Point of sales marketing

Consumers Buy What They See in Displays

Merchandising

The study results of the Consumer Buying Habits conducted by the Point of Purchase Advertising International (POPAI), in-store advertising is the “last three feet” of any comprehensive and integrated marketing plan and it heavily influences consumers in their purchasing decisions.

POPAI promotes the importance of Point of Purchase advertising in the retail environment by bringing together brands, retailers, and service providers.

Before a customer even puts a foot through your door you can get them thinking about your special offer.

The study results of the Consumer Buying Habits conducted by the Point of Purchase Advertising International (POPAI), in-store advertising is the “last three feet” of any comprehensive and integrated marketing.

For example, a message about your wine offering on a chalkboard near the entrance is ideal and you can use this opportunity to showcase a special deal, to communicate by-the-glass price or to simply convey a warm wine-related welcome such as “Great food and great wine within”.

If your pub or restaurant has an outdoor seating area you may also consider branded parasols, bunting, chalkboards and posters. Consumers pay attention to displays and signs and make sure your Point of Sales messages are communicated much faster and clear. Your Point of Purchase material should be changed frequently to keep consumers stimulated every time they visit your outlet.

As the result of the findings it’s clear that trading outlets and brands that fail to provide the in-store marketing and education the consumer seeks out risk pushing customers into the arms of traders and brands who are embracing in-store marketing.

At The Bar

 Fridges and shelves are not only for the practical chilling and storing wines; they are a ready made display area so arrange the wines to look visually appealing.

Use bottle boards and chalkboards to communicate your special offers.  For example, a simple message stating the wine, the way it tastes and the price will do the trick.

Merchandising Tips for Beers

  • Make sure you have a core range of the key market-leading beer brands.
  • Plan for uplifted sales during public holidays, major sporting events, seasonal holidays, etc.
  • Make sure the leading brands are always kept cold in the chillers.
  • Floor stacks can create additional display areas and improve availability, especially when on promotion.
  • Consider driving sales through cross merchandising or link buys.
  • Think about in-store theatre. 

Merchandising Tips for Ciders

  • Cider is a fast growing sector in the alcohol market that you can penetrate.
  • Ciders have strong regional preferences; make sure you take advantage of the area’s regional tastes.
  • Ensure the product is always chilled.
  • Focus on key brands.
  • Premium ciders are the major providers of value and cash margin; make sure you have enough brands at all trading times.

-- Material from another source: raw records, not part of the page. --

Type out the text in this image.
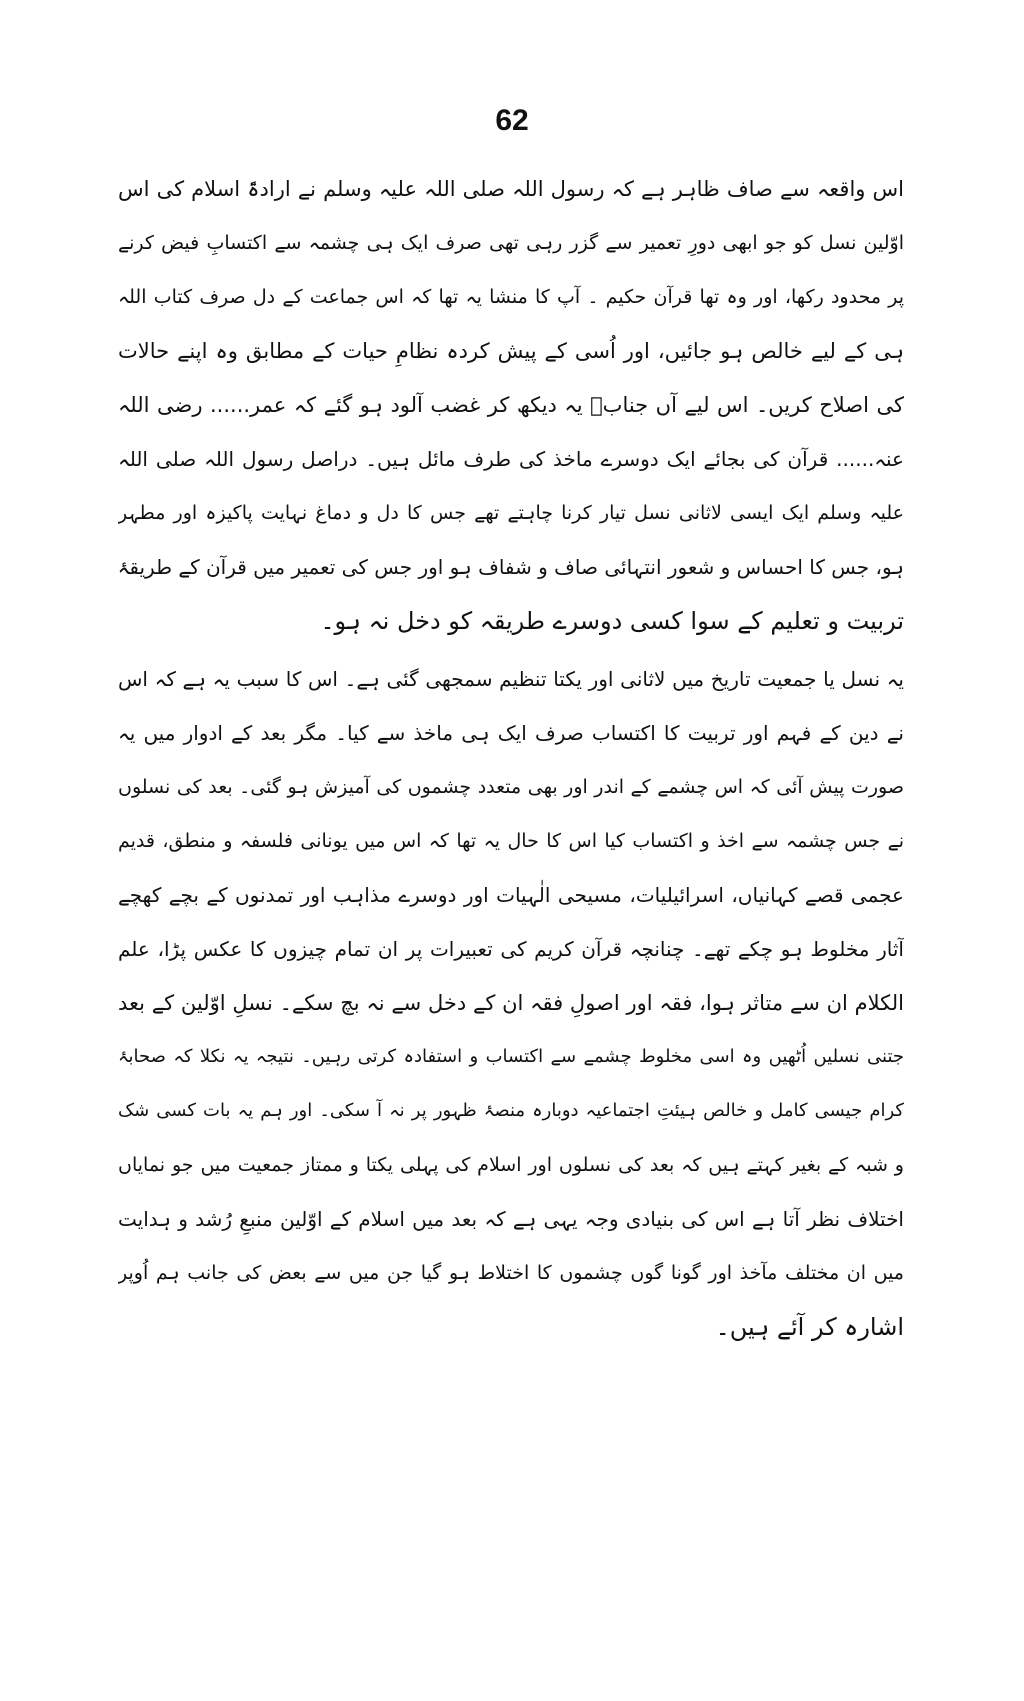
62
اس واقعہ سے صاف ظاہر ہے کہ رسول اللہ صلی اللہ علیہ وسلم نے ارادۃً اسلام کی اس
اوّلین نسل کو جو ابھی دورِ تعمیر سے گزر رہی تھی صرف ایک ہی چشمہ سے اکتسابِ فیض کرنے
پر محدود رکھا، اور وہ تھا قرآن حکیم ۔ آپ کا منشا یہ تھا کہ اس جماعت کے دل صرف کتاب اللہ
ہی کے لیے خالص ہو جائیں، اور اُسی کے پیش کردہ نظامِ حیات کے مطابق وہ اپنے حالات
کی اصلاح کریں۔ اس لیے آں جنابؐ یہ دیکھ کر غضب آلود ہو گئے کہ عمر...... رضی اللہ
عنہ...... قرآن کی بجائے ایک دوسرے ماخذ کی طرف مائل ہیں۔ دراصل رسول اللہ صلی اللہ
علیہ وسلم ایک ایسی لاثانی نسل تیار کرنا چاہتے تھے جس کا دل و دماغ نہایت پاکیزہ اور مطہر
ہو، جس کا احساس و شعور انتہائی صاف و شفاف ہو اور جس کی تعمیر میں قرآن کے طریقۂ
تربیت و تعلیم کے سوا کسی دوسرے طریقہ کو دخل نہ ہو۔
یہ نسل یا جمعیت تاریخ میں لاثانی اور یکتا تنظیم سمجھی گئی ہے۔ اس کا سبب یہ ہے کہ اس
نے دین کے فہم اور تربیت کا اکتساب صرف ایک ہی ماخذ سے کیا۔ مگر بعد کے ادوار میں یہ
صورت پیش آئی کہ اس چشمے کے اندر اور بھی متعدد چشموں کی آمیزش ہو گئی۔ بعد کی نسلوں
نے جس چشمہ سے اخذ و اکتساب کیا اس کا حال یہ تھا کہ اس میں یونانی فلسفہ و منطق، قدیم
عجمی قصے کہانیاں، اسرائیلیات، مسیحی الٰہیات اور دوسرے مذاہب اور تمدنوں کے بچے کھچے
آثار مخلوط ہو چکے تھے۔ چنانچہ قرآن کریم کی تعبیرات پر ان تمام چیزوں کا عکس پڑا، علم
الکلام ان سے متاثر ہوا، فقہ اور اصولِ فقہ ان کے دخل سے نہ بچ سکے۔ نسلِ اوّلین کے بعد
جتنی نسلیں اُٹھیں وہ اسی مخلوط چشمے سے اکتساب و استفادہ کرتی رہیں۔ نتیجہ یہ نکلا کہ صحابۂ
کرام جیسی کامل و خالص ہیئتِ اجتماعیہ دوبارہ منصۂ ظہور پر نہ آ سکی۔ اور ہم یہ بات کسی شک
و شبہ کے بغیر کہتے ہیں کہ بعد کی نسلوں اور اسلام کی پہلی یکتا و ممتاز جمعیت میں جو نمایاں
اختلاف نظر آتا ہے اس کی بنیادی وجہ یہی ہے کہ بعد میں اسلام کے اوّلین منبعِ رُشد و ہدایت
میں ان مختلف مآخذ اور گونا گوں چشموں کا اختلاط ہو گیا جن میں سے بعض کی جانب ہم اُوپر
اشارہ کر آئے ہیں۔
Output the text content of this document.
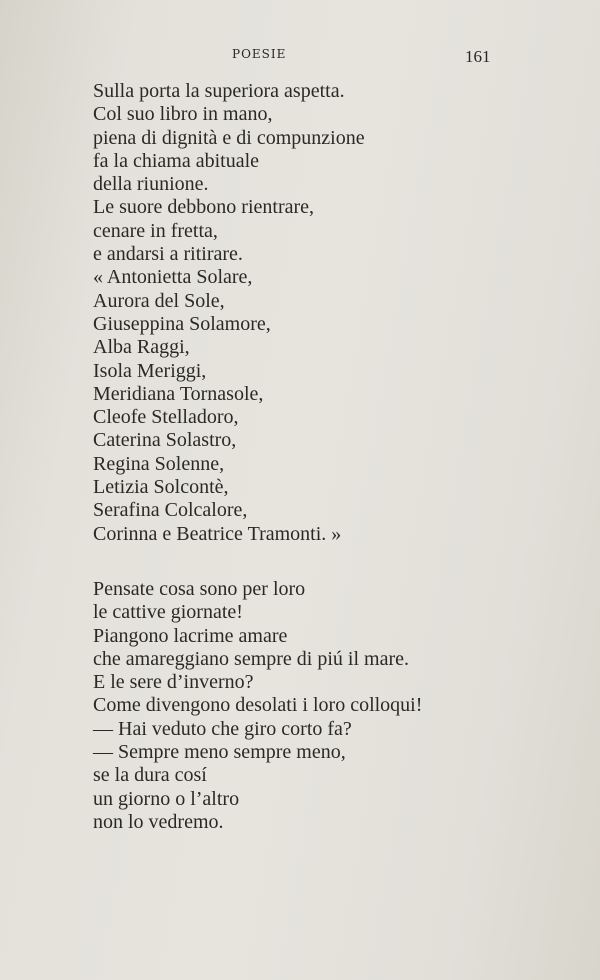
POESIE	161
Sulla porta la superiora aspetta.
Col suo libro in mano,
piena di dignità e di compunzione
fa la chiama abituale
della riunione.
Le suore debbono rientrare,
cenare in fretta,
e andarsi a ritirare.
« Antonietta Solare,
Aurora del Sole,
Giuseppina Solamore,
Alba Raggi,
Isola Meriggi,
Meridiana Tornasole,
Cleofe Stelladoro,
Caterina Solastro,
Regina Solenne,
Letizia Solcontè,
Serafina Colcalore,
Corinna e Beatrice Tramonti. »
Pensate cosa sono per loro
le cattive giornate!
Piangono lacrime amare
che amareggiano sempre di piú il mare.
E le sere d’inverno?
Come divengono desolati i loro colloqui!
— Hai veduto che giro corto fa?
— Sempre meno sempre meno,
se la dura cosí
un giorno o l’altro
non lo vedremo.
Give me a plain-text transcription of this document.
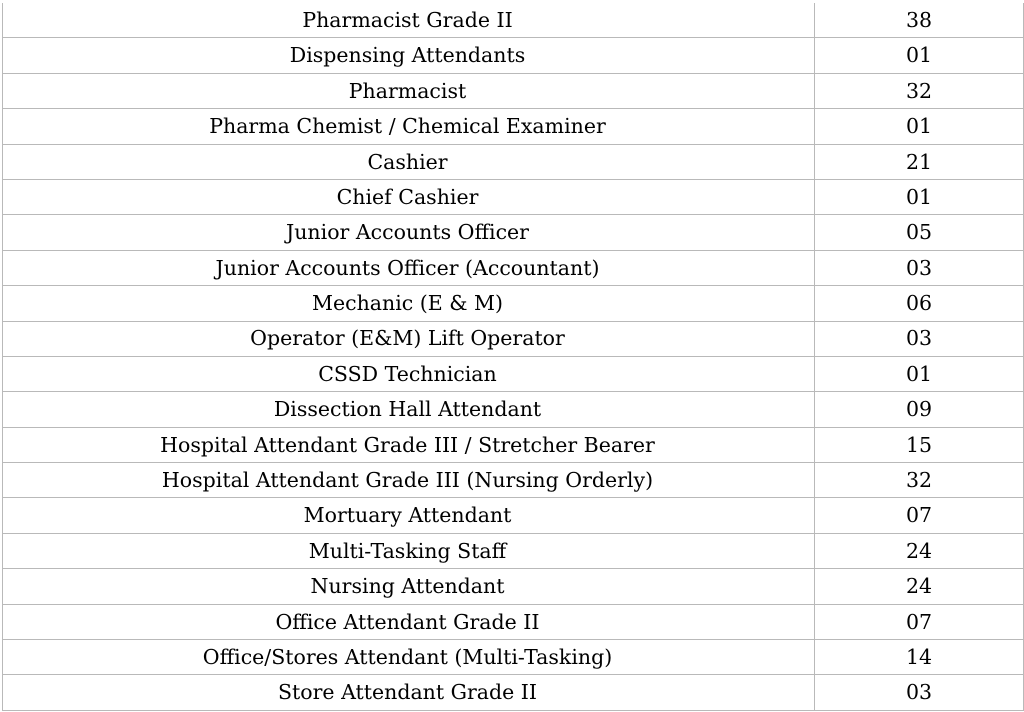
Pharmacist Grade II	38
Dispensing Attendants	01
Pharmacist	32
Pharma Chemist / Chemical Examiner	01
Cashier	21
Chief Cashier	01
Junior Accounts Officer	05
Junior Accounts Officer (Accountant)	03
Mechanic (E & M)	06
Operator (E&M) Lift Operator	03
CSSD Technician	01
Dissection Hall Attendant	09
Hospital Attendant Grade III / Stretcher Bearer	15
Hospital Attendant Grade III (Nursing Orderly)	32
Mortuary Attendant	07
Multi-Tasking Staff	24
Nursing Attendant	24
Office Attendant Grade II	07
Office/Stores Attendant (Multi-Tasking)	14
Store Attendant Grade II	03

Merchandising Tips for Wines

  •  Use your chillers to display a range of white wines for customers who want a table-ready bottle.
  •  Don’t neglect expensive wines – customers will trade up for special occasions.
  •  Feature promotional offers both on the fixture and by having floor displays. Try multi-buy promotions and “wines of the month” deals.
  • On the other hand, don’t simply feature cheap wines because it will encourage down trading.

Merchandising Tips for Wines

  • Try, if possible, to allocate at least one full bay to enable clear identification of this section.
  • Block products vertically.
  • Locate this section late in the traffic flow close to the till point.
  • Stock a focused range of spirits and liqueurs.
  • Position deluxe/exclusive lines on the top shelf/shelves, premium brands at eye level and price fighting/own label on lower shelves. Allow for promotional space at eye level.
  • Keep the fixture full and bottles dusted regularly.